There is a growing need to evaluate Large Language Models (LLMs) on complex, high-impact, real-world tasks to assess their true readiness as reasoning agents. To address this gap, we introduce AgentCaster, a contamination-free framework employing multimodal LLMs end-to-end for the challenging, long-horizon task of tornado forecasting. Within AgentCaster, models interpret heterogeneous spatiotemporal data from a high-resolution convection-allowing forecast archive. We assess model performance over a 40-day period featuring diverse historical data, spanning several major tornado outbreaks and including over 500 tornado reports. Each day, models query interactively from a pool of 3,625 forecast maps and 40,125 forecast soundings for a forecast horizon of 12-36 hours. Probabilistic tornado-risk polygon predictions are verified against ground truths derived from geometric comparisons across disjoint risk bands in projected coordinate space. To quantify accuracy, we propose domain-specific TornadoBench and TornadoHallucination metrics, with TornadoBench highly challenging for both LLMs and domain expert human forecasters. Notably, human experts significantly outperform state-of-the-art models, which demonstrate a strong tendency to hallucinate and overpredict risk intensity, struggle with precise geographic placement, and exhibit poor spatiotemporal reasoning in complex, dynamically evolving systems. AgentCaster aims to advance research on improving LLM agents for challenging reasoning tasks in critical domains.

Paper Structure

This paper contains 36 sections, 5 equations, 3 figures, 6 tables.

Figures (3)

  • Figure 1: A simplified overview of the AgentCaster framework.

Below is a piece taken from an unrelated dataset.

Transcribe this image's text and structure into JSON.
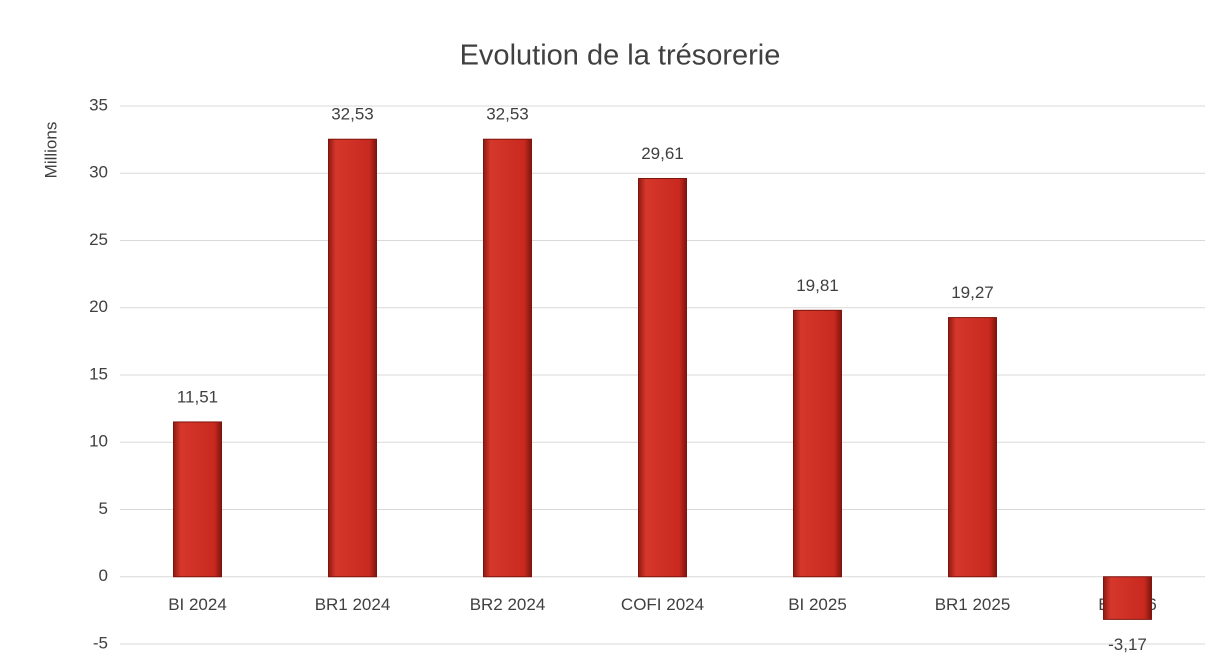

LLM agents act as AI meteorologists by first requesting and analyzing forecast maps, then passing specific longitudes and latitudes which are processed to return targeted atmospheric soundings. Agents reason about severe weather dynamics and when confident, generate probabilistic tornado risk predictions as geospatial polygons. These predictions are evaluated against ground truths derived from observed tornado reports through practically perfect forecasts hitchens_objective_2013 and compared with domain expert SPC forecast baselines.
  • Figure 2: Days with greater than 100 tornado reports.
  • Figure 3: Evaluation of SPC and the top performing model on March 14, 2025. Overlapping solution regions are shaded.